New problems hint trumpeter 'swan' song

In the 1930s the snow-white, regal-necked trumpeter swan became the first symbol of endangered species preservation in America. In the succeeding years, the trumpeter made a strong comeback. But now one of the major remaining groups that winters in the Montana-Wyoming-Idaho area is experiencing mysterious problems.

There are four more trumpeters in the United States today than there were in 1931, when only 50 were counted. A core group in Yellowstone National Park escaped devastation by hunters, who sold the feathers and skin of the birds they killed.

Establishment of the Red Rock Lakes National Wildlife Refuge in Montana and transplantation of cygnets to Grand Teton National Park, Wyo., started the trumpeters on the road to recovery.

Then it was discovered that some 4,000 trumpeters, which breed in Alaska and winter on the Oregon coast, had been misidentified as whistler swans. This development eased concern about the birds' survival, and the plight of the swans slipped from public consciousness.

Gradually, the Rocky Mountain population built up until it was surveyed at 800 in 1968. At that time, the US Fish and Wildlife Service removed the trumpeter from its list of "rare species."

At about the same time, however, surveys began indicating that the trumpeter swans in this area were having mysterious problems. The overall population leveled off. The number of adults actually declined. Throughout the 1970s, winter surveys showed a gradual decline in the trumpeter population to a low of 550.

Concern over this trend prompted the Wildlife Service to conduct an intensive survey of the trumpeters last winter. At this time, 743 adults and 123 cygnets were counted, about the same as a decade ago.
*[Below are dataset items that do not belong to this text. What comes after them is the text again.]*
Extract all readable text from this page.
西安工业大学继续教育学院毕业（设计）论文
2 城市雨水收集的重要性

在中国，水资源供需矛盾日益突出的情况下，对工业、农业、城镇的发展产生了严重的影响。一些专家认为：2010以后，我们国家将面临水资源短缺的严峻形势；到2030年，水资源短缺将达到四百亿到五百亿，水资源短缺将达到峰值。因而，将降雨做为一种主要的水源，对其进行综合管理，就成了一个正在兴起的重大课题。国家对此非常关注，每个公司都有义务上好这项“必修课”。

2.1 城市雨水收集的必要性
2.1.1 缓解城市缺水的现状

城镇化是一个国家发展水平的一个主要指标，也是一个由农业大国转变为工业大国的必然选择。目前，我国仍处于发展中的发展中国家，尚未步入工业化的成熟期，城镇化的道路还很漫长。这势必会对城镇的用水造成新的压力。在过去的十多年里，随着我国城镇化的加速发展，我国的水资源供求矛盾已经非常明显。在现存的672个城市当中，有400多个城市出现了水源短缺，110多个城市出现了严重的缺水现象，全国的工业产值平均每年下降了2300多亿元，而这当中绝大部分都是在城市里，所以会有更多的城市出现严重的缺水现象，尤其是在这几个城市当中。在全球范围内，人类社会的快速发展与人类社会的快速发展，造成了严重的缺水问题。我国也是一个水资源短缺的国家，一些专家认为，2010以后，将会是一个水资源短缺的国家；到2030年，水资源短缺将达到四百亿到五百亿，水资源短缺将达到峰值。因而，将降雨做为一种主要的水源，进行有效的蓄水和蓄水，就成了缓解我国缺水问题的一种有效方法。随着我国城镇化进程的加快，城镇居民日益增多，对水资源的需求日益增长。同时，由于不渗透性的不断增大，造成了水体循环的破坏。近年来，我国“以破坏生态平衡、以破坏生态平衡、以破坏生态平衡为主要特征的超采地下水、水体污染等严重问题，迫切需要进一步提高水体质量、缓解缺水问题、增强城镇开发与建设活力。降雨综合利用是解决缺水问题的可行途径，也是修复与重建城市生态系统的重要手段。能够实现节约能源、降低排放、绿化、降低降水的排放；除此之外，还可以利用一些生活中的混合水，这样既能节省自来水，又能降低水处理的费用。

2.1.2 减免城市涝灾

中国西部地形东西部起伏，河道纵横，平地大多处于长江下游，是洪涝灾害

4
This increase, rather than indicating renewed population growth, is partially due to the increased efforts on the part of surveyors, cautions US Forest Service biologist Ruth Shea. She has studied the trumpeter swans intensively and found the first clue to the problem.
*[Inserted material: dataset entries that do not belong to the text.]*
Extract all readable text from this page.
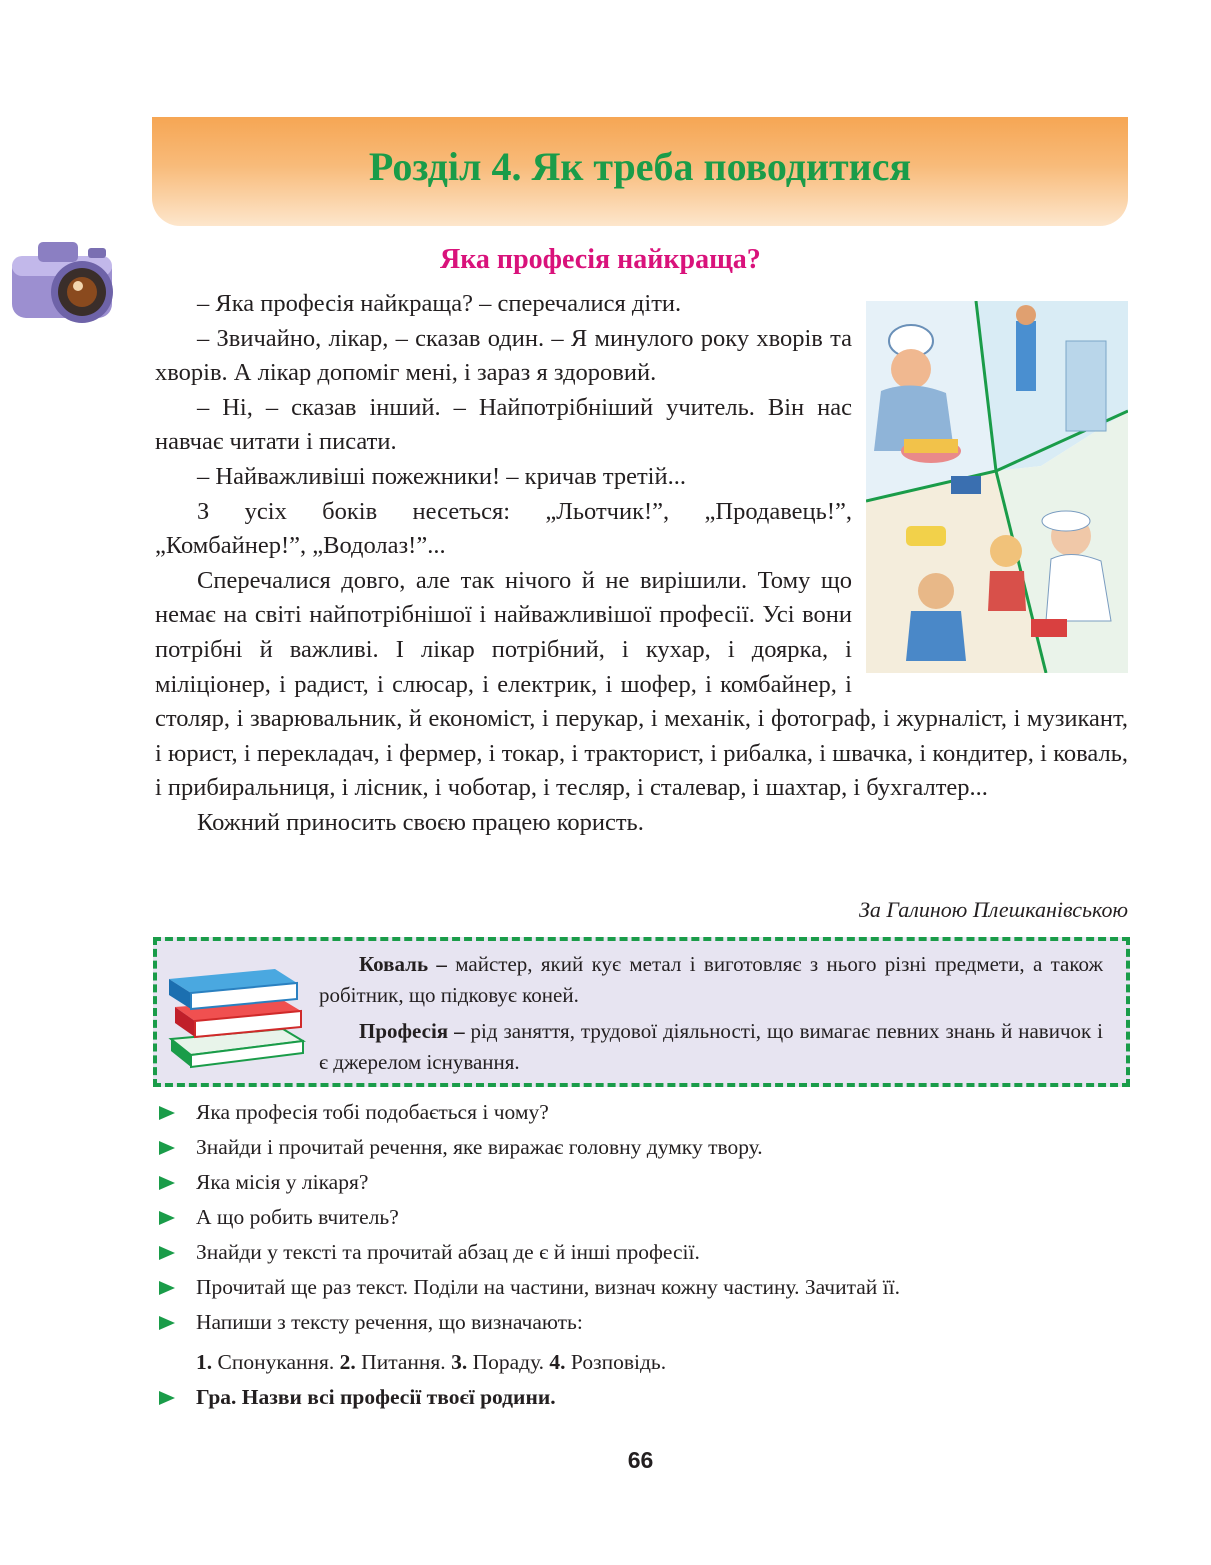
Розділ 4. Як треба поводитися
Яка професія найкраща?

– Яка професія найкраща? – сперечалися діти.

– Звичайно, лікар, – сказав один. – Я минулого року хворів та хворів. А лікар допоміг мені, і зараз я здоровий.

– Ні, – сказав інший. – Найпотрібніший учитель. Він нас навчає читати і писати.

– Найважливіші пожежники! – кричав третій...

З усіх боків несеться: „Льотчик!”, „Продавець!”, „Комбайнер!”, „Водолаз!”...

Сперечалися довго, але так нічого й не вирішили. Тому що немає на світі найпотрібнішої і найважливішої професії. Усі вони потрібні й важливі. І лікар потрібний, і кухар, і доярка, і міліціонер, і радист, і слюсар, і електрик, і шофер, і комбайнер, і столяр, і зварювальник, й економіст, і перукар, і механік, і фотограф, і журналіст, і музикант, і юрист, і перекладач, і фермер, і токар, і тракторист, і рибалка, і швачка, і кондитер, і коваль, і прибиральниця, і лісник, і чоботар, і тесляр, і сталевар, і шахтар, і бухгалтер...

Кожний приносить своєю працею користь.

За Галиною Плешканівською

Коваль – майстер, який кує метал і виготовляє з нього різні предмети, а також робітник, що підковує коней.

Професія – рід заняття, трудової діяльності, що вимагає певних знань й навичок і є джерелом існування.

Яка професія тобі подобається і чому?
Знайди і прочитай речення, яке виражає головну думку твору.
Яка місія у лікаря?
А що робить вчитель?
Знайди у тексті та прочитай абзац де є й інші професії.
Прочитай ще раз текст. Поділи на частини, визнач кожну частину. Зачитай її.
Напиши з тексту речення, що визначають:
1. Спонукання. 2. Питання. 3. Пораду. 4. Розповідь.
Гра. Назви всі професії твоєї родини.
66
The Rocky Mountain population of trumpeter swans remains at high risk because of its concentration. The birds winter in only two locations: Red Rock Lakes and Henry's Fork River near Last Chance, Idaho.
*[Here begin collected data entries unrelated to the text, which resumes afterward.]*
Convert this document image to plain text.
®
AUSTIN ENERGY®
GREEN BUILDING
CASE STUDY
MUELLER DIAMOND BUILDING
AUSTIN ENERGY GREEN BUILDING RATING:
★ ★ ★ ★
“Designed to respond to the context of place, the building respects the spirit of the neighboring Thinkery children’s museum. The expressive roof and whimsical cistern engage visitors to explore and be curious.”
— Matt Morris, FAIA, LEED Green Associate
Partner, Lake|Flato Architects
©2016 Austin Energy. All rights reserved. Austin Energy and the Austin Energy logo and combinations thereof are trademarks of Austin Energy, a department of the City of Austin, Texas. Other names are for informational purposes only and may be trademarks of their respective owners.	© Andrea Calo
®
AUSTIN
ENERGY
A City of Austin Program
"This makes them extremely vulnerable," explains Miss Shea. She monitored the swans for three years as part of her master's thesis, studying 72 trumpeters' nests in the Yellowstone area from 1977 through 1979.

She found that only one-fourth of the cygnets made it from hatching to fledging. And of those that fledged, 15 percent appeared stunted or to be growing at an abnormally slow rate.

Despite these symptoms, autopsies of baby swans did not reveal anything unusual.

Meanwhile, the biologists sent egg shells to the University of Wyoming for testing. The results showed that all the shell samples were more radioactive than normal.

"This is the first thing we have that's out of line," says Miss Shea. "And no one is absolutely sure that the radioactivity is the cause of the high cygnet mortality or, if it is, where it is coming from."

Because the trumpeters are no longer on the endangered species list -- nor are they game animals -- the Fish and Wildlife Service has given them relatively low priority.

But now, because of this problem, government managers are paying more attention to these, the largest of swans and one of the oldest species of bird on earth.